Conclusions: the end goal of restoration

Each management type had a different effect on bird community, attracting different bird groups that are valuable for their diversity (forestry restoration), rarity (agricultural restoration) or both (spontaneous succession). Which management type should we consider most appropriate? To answer this question, we need to consider the history of the study site within the context of the surrounding landscape. Before the Radovesická spoil heap was created in 1966, the area was mostly made up of large blocks of agricultural land interspersed with forests and villages (Pilný 2011). Returning the landscape to its pre-mining state may not best align with biodiversity conservation.
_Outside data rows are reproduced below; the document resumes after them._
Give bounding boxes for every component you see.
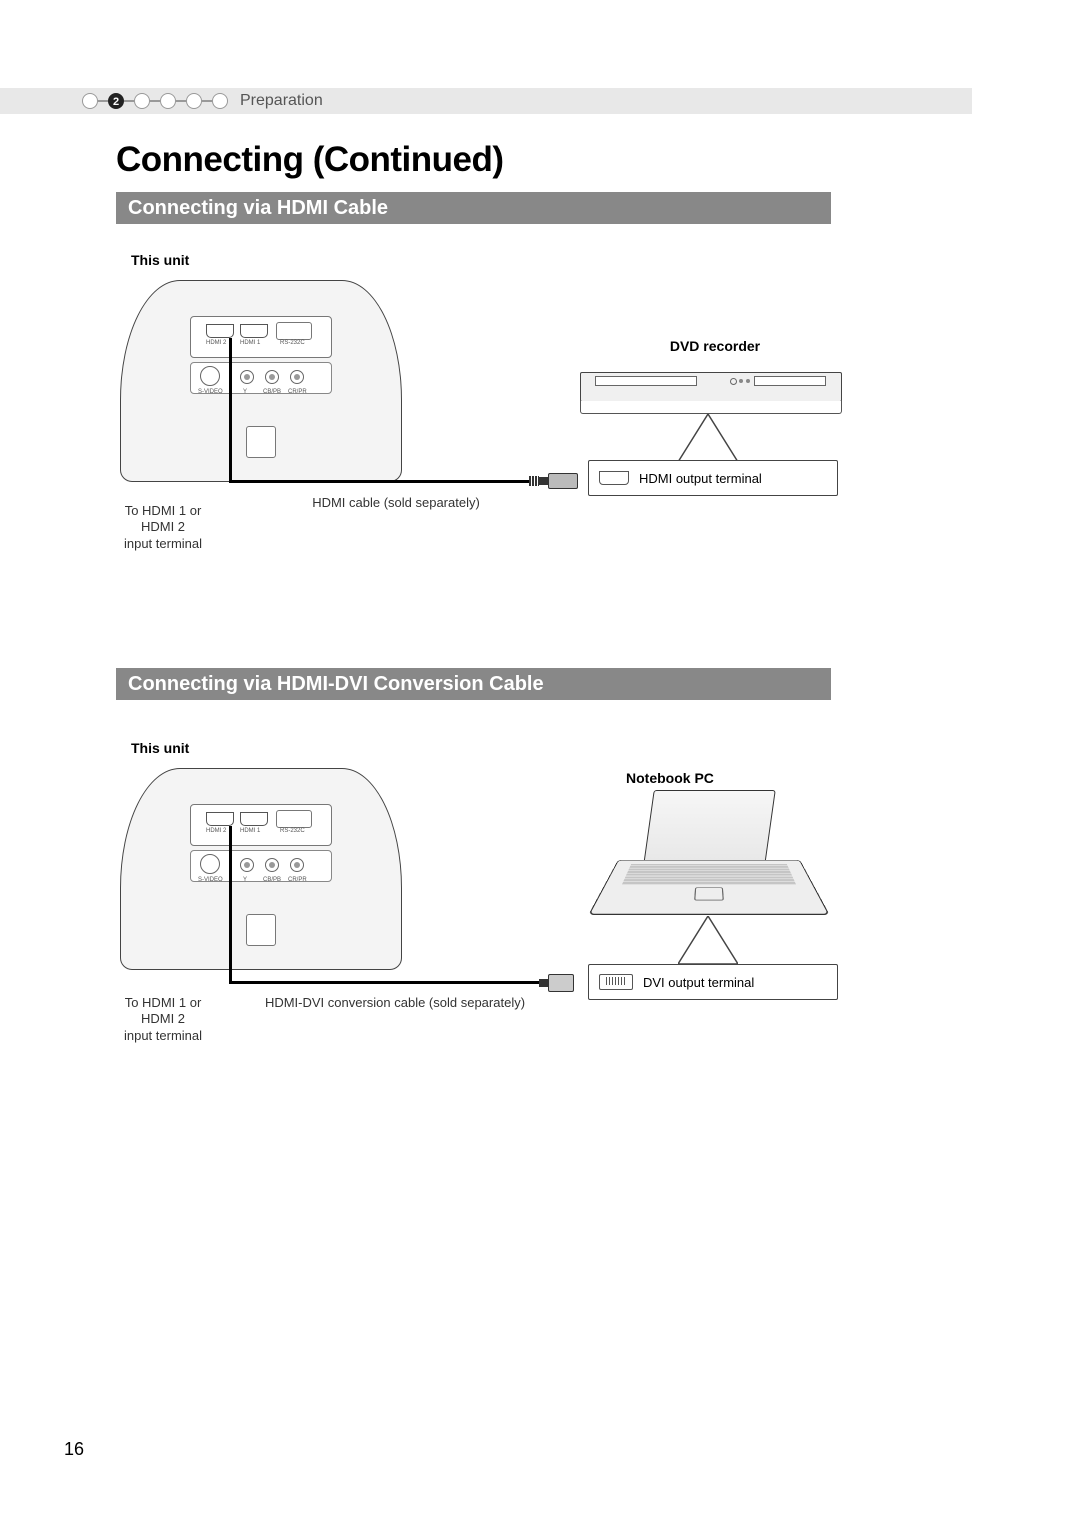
step-2-dot: 2 [108,93,124,109]
dvi-output-text: DVI output terminal [643,975,754,990]
step-1-dot [82,93,98,109]
step-connector [202,100,212,102]
hdmi-plug-icon [548,473,578,489]
page-number: 16 [64,1439,84,1460]
callout-wedge-1 [678,414,738,464]
hdmi-output-text: HDMI output terminal [639,471,762,486]
hdmi-port-icon [599,471,629,485]
callout-wedge-2 [678,916,738,966]
step-chain: 2 Preparation [82,88,323,114]
input-terminal-label-2: To HDMI 1 or HDMI 2 input terminal [108,995,218,1044]
step-5-dot [186,93,202,109]
dvi-port-icon [599,974,633,990]
step-connector [124,100,134,102]
projector-diagram-1: HDMI 2 HDMI 1 RS-232C S-VIDEO Y CB/PB CR… [120,270,400,490]
step-6-dot [212,93,228,109]
dvd-recorder-label: DVD recorder [650,338,780,354]
step-connector [176,100,186,102]
notebook-pc-label: Notebook PC [626,770,714,786]
section-2-heading: Connecting via HDMI-DVI Conversion Cable [116,668,831,700]
section-1-heading: Connecting via HDMI Cable [116,192,831,224]
dvd-recorder-diagram [580,372,840,414]
step-connector [150,100,160,102]
dvi-plug-icon [548,974,574,992]
this-unit-label-2: This unit [131,740,189,756]
page-title: Connecting (Continued) [116,140,504,180]
this-unit-label-1: This unit [131,252,189,268]
hdmi-cable-vertical [229,338,232,483]
step-4-dot [160,93,176,109]
hdmi-dvi-cable-horizontal [229,981,549,984]
step-connector [98,100,108,102]
cable-label-2: HDMI-DVI conversion cable (sold separate… [240,995,550,1011]
page: 2 Preparation Connecting (Continued) Con… [0,0,1080,1516]
dvi-output-callout: DVI output terminal [588,964,838,1000]
hdmi-cable-horizontal [229,480,549,483]
projector-diagram-2: HDMI 2 HDMI 1 RS-232C S-VIDEO Y CB/PB CR… [120,758,400,978]
cable-label-1: HDMI cable (sold separately) [296,495,496,511]
hdmi-dvi-cable-vertical [229,826,232,984]
hdmi-output-callout: HDMI output terminal [588,460,838,496]
input-terminal-label-1: To HDMI 1 or HDMI 2 input terminal [108,503,218,552]
step-3-dot [134,93,150,109]
breadcrumb-text: Preparation [240,92,323,110]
The Czech countryside is often regarded by biodiversity researchers as particularly barren, mostly because of communist-era collectivization and pesticide overuse combined with current agricultural intensification (Reif et al. 2008). At the same time, Czech forests are mostly old-growth monocultures with low conservation value (Klimo et al. 2000), and spontaneously successional areas are routinely removed by urban and agricultural development (Prach et al. 2014). Instead of prioritizing one restoration approach, we suggest maximizing the capacity of each approach to retain their valuable bird communities. This means either not interfering with their current state (spontaneous succession), introducing disturbances that preserve shrub cover (forestry restoration), or preventing the conversion to planted forests (agricultural restoration).